Los profesionales sanitarios desempeñamos un papel fundamental en la prevención de la muerte y también ayudamos a pacientes y familiares en su toma de decisiones anticipadas, para prepararse ante el final de la vida. Es normal que nos sintamos abrumadas por esa responsabilidad. Lidiar con la culpabilidad, con los factores estresantes asociados con la muerte y con el sentirnos poco preparadas no son, para nada, tareas sencillas. Trabajar aspectos como la comunicación con los pacientes que están muriendo y con sus familias, enfocarnos en el diseño de unos cuidados paliativos adecuados y encauzar la aceptación de la despedida desde una perspectiva científica y sanitaria y, en conscuencia, humana, debería ser nuestra misión. 

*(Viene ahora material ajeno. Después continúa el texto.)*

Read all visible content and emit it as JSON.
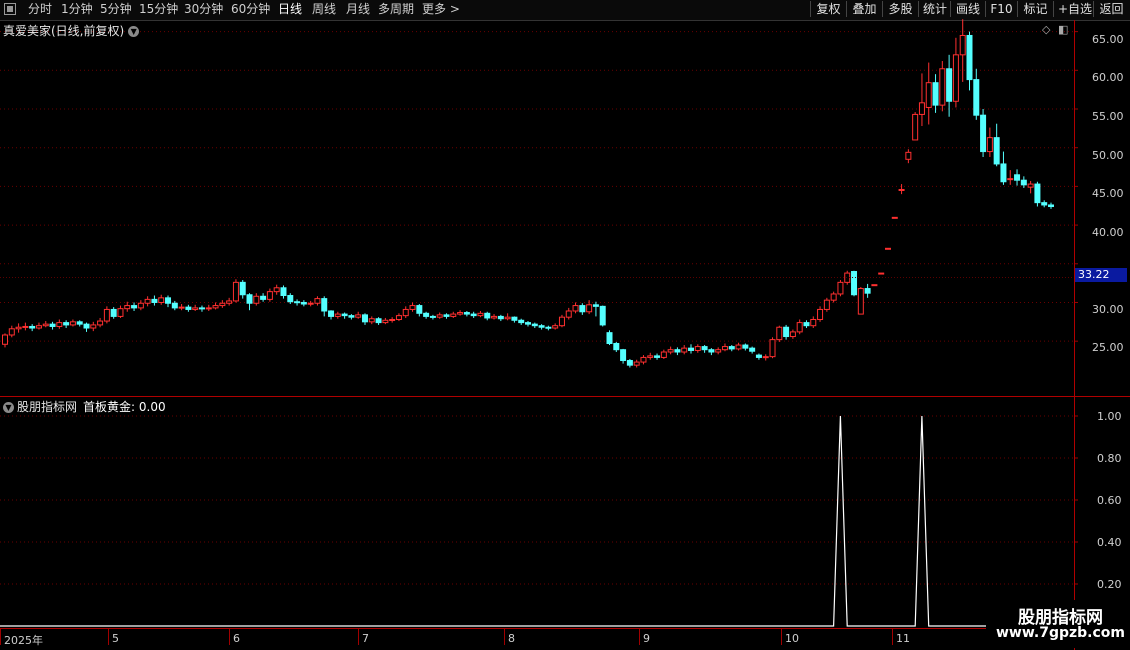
{
  "toolbar": {
    "periods": [
      "分时",
      "1分钟",
      "5分钟",
      "15分钟",
      "30分钟",
      "60分钟",
      "日线",
      "周线",
      "月线",
      "多周期",
      "更多 >"
    ],
    "active_period": "日线",
    "right_buttons": [
      "复权",
      "叠加",
      "多股",
      "统计",
      "画线",
      "F10",
      "标记",
      "+自选",
      "返回"
    ]
  },
  "main_chart": {
    "title": "真爱美家(日线,前复权)",
    "current_price": "33.22",
    "y_ticks": [
      "65.00",
      "60.00",
      "55.00",
      "50.00",
      "45.00",
      "40.00",
      "30.00",
      "25.00"
    ],
    "up_color": "#ff3030",
    "down_color": "#54ffff"
  },
  "indicator": {
    "source": "股朋指标网",
    "name_value": "首板黄金: 0.00",
    "y_ticks": [
      "1.00",
      "0.80",
      "0.60",
      "0.40",
      "0.20"
    ]
  },
  "x_axis": {
    "labels": [
      "2025年",
      "5",
      "6",
      "7",
      "8",
      "9",
      "10",
      "11"
    ]
  },
  "watermark": {
    "title": "股朋指标网",
    "url": "www.7gpzb.com"
  },
  "chart_data": {
    "type": "candlestick",
    "ylim": [
      20.5,
      66.5
    ],
    "candles": [
      [
        24.6,
        25.8,
        24.2,
        26.0
      ],
      [
        25.8,
        26.6,
        25.5,
        27.0
      ],
      [
        26.6,
        26.8,
        26.1,
        27.3
      ],
      [
        26.8,
        26.9,
        26.4,
        27.4
      ],
      [
        26.9,
        26.7,
        26.3,
        27.2
      ],
      [
        26.7,
        27.0,
        26.5,
        27.4
      ],
      [
        27.0,
        27.2,
        26.8,
        27.6
      ],
      [
        27.2,
        26.9,
        26.5,
        27.5
      ],
      [
        26.9,
        27.4,
        26.6,
        27.8
      ],
      [
        27.4,
        27.1,
        26.7,
        27.7
      ],
      [
        27.1,
        27.5,
        26.9,
        27.8
      ],
      [
        27.5,
        27.2,
        26.9,
        27.7
      ],
      [
        27.2,
        26.7,
        26.2,
        27.4
      ],
      [
        26.7,
        27.1,
        26.3,
        27.5
      ],
      [
        27.1,
        27.6,
        26.8,
        28.0
      ],
      [
        27.6,
        29.1,
        27.3,
        29.5
      ],
      [
        29.1,
        28.2,
        27.9,
        29.4
      ],
      [
        28.2,
        29.2,
        28.0,
        29.6
      ],
      [
        29.2,
        29.6,
        28.8,
        30.1
      ],
      [
        29.6,
        29.3,
        28.9,
        30.0
      ],
      [
        29.3,
        29.9,
        29.0,
        30.3
      ],
      [
        29.9,
        30.4,
        29.5,
        30.8
      ],
      [
        30.4,
        30.0,
        29.6,
        30.9
      ],
      [
        30.0,
        30.6,
        29.7,
        31.0
      ],
      [
        30.6,
        29.9,
        29.4,
        30.9
      ],
      [
        29.9,
        29.3,
        29.0,
        30.2
      ],
      [
        29.3,
        29.4,
        29.0,
        29.8
      ],
      [
        29.4,
        29.1,
        28.8,
        29.7
      ],
      [
        29.1,
        29.3,
        28.9,
        29.7
      ],
      [
        29.3,
        29.2,
        28.8,
        29.6
      ],
      [
        29.2,
        29.3,
        28.9,
        29.7
      ],
      [
        29.3,
        29.6,
        29.1,
        30.0
      ],
      [
        29.6,
        29.9,
        29.3,
        30.3
      ],
      [
        29.9,
        30.2,
        29.6,
        30.6
      ],
      [
        30.2,
        32.6,
        30.0,
        33.0
      ],
      [
        32.6,
        31.0,
        30.5,
        32.9
      ],
      [
        31.0,
        29.9,
        29.0,
        31.2
      ],
      [
        29.9,
        30.8,
        29.6,
        31.2
      ],
      [
        30.8,
        30.4,
        30.1,
        31.2
      ],
      [
        30.4,
        31.4,
        30.1,
        31.8
      ],
      [
        31.4,
        31.9,
        31.0,
        32.3
      ],
      [
        31.9,
        30.9,
        30.5,
        32.2
      ],
      [
        30.9,
        30.1,
        29.8,
        31.2
      ],
      [
        30.1,
        30.0,
        29.6,
        30.4
      ],
      [
        30.0,
        29.8,
        29.5,
        30.3
      ],
      [
        29.8,
        29.9,
        29.5,
        30.2
      ],
      [
        29.9,
        30.5,
        29.6,
        30.8
      ],
      [
        30.5,
        28.9,
        28.2,
        30.8
      ],
      [
        28.9,
        28.2,
        27.8,
        29.0
      ],
      [
        28.2,
        28.5,
        27.9,
        28.8
      ],
      [
        28.5,
        28.3,
        27.9,
        28.7
      ],
      [
        28.3,
        28.1,
        27.8,
        28.5
      ],
      [
        28.1,
        28.4,
        27.9,
        28.8
      ],
      [
        28.4,
        27.5,
        27.1,
        28.6
      ],
      [
        27.5,
        27.9,
        27.2,
        28.2
      ],
      [
        27.9,
        27.4,
        27.1,
        28.1
      ],
      [
        27.4,
        27.7,
        27.2,
        28.0
      ],
      [
        27.7,
        27.8,
        27.4,
        28.1
      ],
      [
        27.8,
        28.3,
        27.6,
        28.6
      ],
      [
        28.3,
        29.1,
        28.0,
        29.5
      ],
      [
        29.1,
        29.6,
        28.8,
        30.0
      ],
      [
        29.6,
        28.6,
        28.2,
        29.8
      ],
      [
        28.6,
        28.2,
        27.9,
        28.8
      ],
      [
        28.2,
        28.1,
        27.8,
        28.4
      ],
      [
        28.1,
        28.4,
        27.9,
        28.7
      ],
      [
        28.4,
        28.2,
        27.9,
        28.6
      ],
      [
        28.2,
        28.5,
        28.0,
        28.8
      ],
      [
        28.5,
        28.7,
        28.3,
        29.0
      ],
      [
        28.7,
        28.5,
        28.2,
        28.9
      ],
      [
        28.5,
        28.3,
        28.0,
        28.8
      ],
      [
        28.3,
        28.6,
        28.1,
        28.9
      ],
      [
        28.6,
        28.0,
        27.7,
        28.8
      ],
      [
        28.0,
        28.2,
        27.8,
        28.5
      ],
      [
        28.2,
        27.9,
        27.6,
        28.4
      ],
      [
        27.9,
        28.1,
        27.7,
        28.6
      ],
      [
        28.1,
        27.7,
        27.4,
        28.2
      ],
      [
        27.7,
        27.4,
        27.1,
        27.9
      ],
      [
        27.4,
        27.2,
        26.9,
        27.6
      ],
      [
        27.2,
        27.0,
        26.7,
        27.4
      ],
      [
        27.0,
        26.8,
        26.5,
        27.2
      ],
      [
        26.8,
        26.7,
        26.4,
        27.0
      ],
      [
        26.7,
        27.0,
        26.5,
        27.3
      ],
      [
        27.0,
        28.1,
        26.8,
        28.4
      ],
      [
        28.1,
        28.9,
        27.8,
        29.3
      ],
      [
        28.9,
        29.6,
        28.6,
        30.0
      ],
      [
        29.6,
        28.8,
        28.4,
        29.9
      ],
      [
        28.8,
        29.7,
        28.5,
        30.3
      ],
      [
        29.7,
        29.5,
        28.2,
        30.1
      ],
      [
        29.5,
        27.1,
        26.9,
        29.6
      ],
      [
        26.1,
        24.7,
        24.5,
        26.4
      ],
      [
        24.7,
        23.9,
        23.6,
        24.9
      ],
      [
        23.9,
        22.5,
        22.1,
        24.0
      ],
      [
        22.5,
        21.9,
        21.6,
        22.7
      ],
      [
        21.9,
        22.3,
        21.6,
        22.6
      ],
      [
        22.3,
        22.9,
        22.0,
        23.2
      ],
      [
        22.9,
        23.1,
        22.6,
        23.5
      ],
      [
        23.1,
        22.9,
        22.6,
        23.4
      ],
      [
        22.9,
        23.6,
        22.7,
        23.9
      ],
      [
        23.6,
        23.9,
        23.3,
        24.3
      ],
      [
        23.9,
        23.6,
        23.2,
        24.2
      ],
      [
        23.6,
        24.1,
        23.3,
        24.5
      ],
      [
        24.1,
        23.8,
        23.4,
        24.6
      ],
      [
        23.8,
        24.3,
        23.5,
        24.6
      ],
      [
        24.3,
        23.9,
        23.5,
        24.5
      ],
      [
        23.9,
        23.6,
        23.2,
        24.1
      ],
      [
        23.6,
        23.9,
        23.3,
        24.2
      ],
      [
        23.9,
        24.3,
        23.7,
        24.7
      ],
      [
        24.3,
        24.0,
        23.7,
        24.5
      ],
      [
        24.0,
        24.5,
        23.8,
        24.8
      ],
      [
        24.5,
        24.1,
        23.8,
        24.7
      ],
      [
        24.1,
        23.7,
        23.4,
        24.3
      ],
      [
        23.2,
        22.9,
        22.6,
        23.4
      ],
      [
        22.9,
        23.0,
        22.5,
        23.3
      ],
      [
        23.0,
        25.2,
        22.8,
        25.5
      ],
      [
        25.2,
        26.8,
        24.9,
        27.0
      ],
      [
        26.8,
        25.6,
        25.2,
        27.1
      ],
      [
        25.6,
        26.2,
        25.3,
        26.5
      ],
      [
        26.2,
        27.4,
        25.9,
        27.8
      ],
      [
        27.4,
        27.0,
        26.7,
        27.7
      ],
      [
        27.0,
        27.8,
        26.7,
        28.2
      ],
      [
        27.8,
        29.1,
        27.5,
        29.5
      ],
      [
        29.1,
        30.3,
        28.8,
        30.6
      ],
      [
        30.3,
        31.1,
        30.0,
        31.4
      ],
      [
        31.1,
        32.6,
        30.8,
        32.9
      ],
      [
        32.6,
        33.8,
        32.3,
        34.1
      ],
      [
        34.0,
        31.0,
        30.8,
        34.1
      ],
      [
        28.5,
        31.8,
        28.5,
        32.0
      ],
      [
        31.8,
        31.2,
        30.6,
        32.4
      ],
      [
        32.3,
        32.3,
        32.3,
        32.3
      ],
      [
        33.8,
        33.8,
        33.8,
        33.8
      ],
      [
        37.0,
        37.0,
        37.0,
        37.0
      ],
      [
        41.0,
        41.0,
        41.0,
        41.0
      ],
      [
        44.6,
        44.6,
        44.0,
        45.3
      ],
      [
        48.5,
        49.4,
        48.0,
        49.8
      ],
      [
        51.0,
        54.3,
        51.0,
        54.6
      ],
      [
        54.3,
        55.8,
        52.8,
        59.6
      ],
      [
        55.2,
        58.4,
        53.0,
        61.0
      ],
      [
        58.4,
        55.5,
        54.5,
        59.5
      ],
      [
        55.5,
        60.2,
        54.7,
        61.2
      ],
      [
        60.2,
        56.0,
        54.0,
        62.0
      ],
      [
        56.0,
        62.0,
        55.2,
        64.2
      ],
      [
        62.0,
        64.5,
        58.5,
        66.6
      ],
      [
        64.5,
        58.8,
        57.4,
        65.0
      ],
      [
        58.8,
        54.2,
        53.6,
        60.2
      ],
      [
        54.2,
        49.5,
        48.8,
        55.0
      ],
      [
        49.5,
        51.3,
        48.8,
        52.6
      ],
      [
        51.3,
        47.9,
        47.6,
        53.1
      ],
      [
        47.9,
        45.6,
        45.2,
        49.5
      ],
      [
        46.0,
        46.0,
        45.2,
        47.1
      ],
      [
        46.5,
        45.8,
        45.1,
        47.2
      ],
      [
        45.8,
        45.2,
        44.8,
        46.3
      ],
      [
        44.9,
        45.3,
        44.1,
        45.7
      ],
      [
        45.3,
        42.9,
        42.4,
        45.6
      ],
      [
        42.9,
        42.6,
        42.3,
        43.2
      ],
      [
        42.6,
        42.4,
        42.1,
        42.9
      ]
    ],
    "indicator_signals": [
      {
        "index": 123,
        "value": 1.0
      },
      {
        "index": 135,
        "value": 1.0
      }
    ]
  }
}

La ansiedad ante la gestión de la muerte es un constructo multidimensional con atributos emocionales, cognitivos, que se nutre de nuestras experiencias personales y que crece a expensas de una ausencia de perspectivas científicas sólidas o lo suficientemente integradas en nuestro sistema emocional. Sentir ansiedad ante la muerte es lo más humano que existe pero el hecho de no poder gestionar este estado abrumador no es, desde luego, culpa nuestra. La ausencia de planes formativos adecuados tiene su origen en una concepción materialista de nuestro trabajo, casi industrial.

Sí que podemos ser conscientes de que la ansiedad por la muerte puede traernos importantes consecuencia emocionales y conductuales. Cuidar nuestra preocupación empática, ser conscientes de la importancia en los niveles de calidad de la atención que ofrecemos y afrontar el estrés mediante conductas constructivas, sí depende totalmente de nosotros. Y no hay prisa, cada uno debe tomarse su tiempo, elaborar el duelo y encontrar el sentido. La muerte de pacientes, de compañeros o compañeras de trabajo, de familiares, e incluso la forma de comunicar un fallecimiento o a la hora de presentar múltiples opciones ante una atención paliativa, son los procesos más duros a los que nos enfrentamos. El hecho de reconocer sus riesgos nos fortalecerá, no solo como profesionales, si no como seres humanos, en todas las facetas de nuestra existencia.

Algunos estudios, como el llevado a cabo por Carol Gouveia MeloDavid Oliver, publicado en el Journal of Palliative Care, han empezado a poner cifras al agotamiento y a los beneficios de una buena formación y trabajo en Inteligencia Emocional sanitaria a la hora de prevenir la ansiedad por la muerte y el consecuente riesgo de burnout. En ese caso, 150 participantes en el estudio (desde enfermeras, médicos, y otros profesionales, todos ellos trabajando en unidades de cuidados paliativos) asistieron a formaciones y cursos específicos para lidiar con la pérdida y los procesos de duelo. Dichas formaciones parecierion conducir a una reducción significativa en los niveles de agotamiento y ansiedad por la muerte en la mayoría de sujetos. Muchos, a su vez, refirieron un aumento en el bienestar personal y la realización profesional, y percibieron una mejora en la calidad de sus relaciones con los pacientes y sus familias.

 

Referencias


Death anxiety among nurses and health care professionales: A review article, Hamid Sharif Nia, PhD,1 Rebecca H. Lehto, PhD,2 Abbas Ebadi, PhD,3 and Hamid Peyrovi, PhDhttps://www.ncbi.nlm.nih.gov/pmc/articles/PMC4709813/

Lehto RH, Stein KF. Death Anxiety: An analysis of an evolving concept. Research and Theory for Nursing Practice. 2009;23:23–41  [PubMed]

Neimeyer RA, Wittkowski J, Moser RP. Psychological research on death attitudes: An overview and evaluation. Death Studies. 2004;28:309–40. [PubMed]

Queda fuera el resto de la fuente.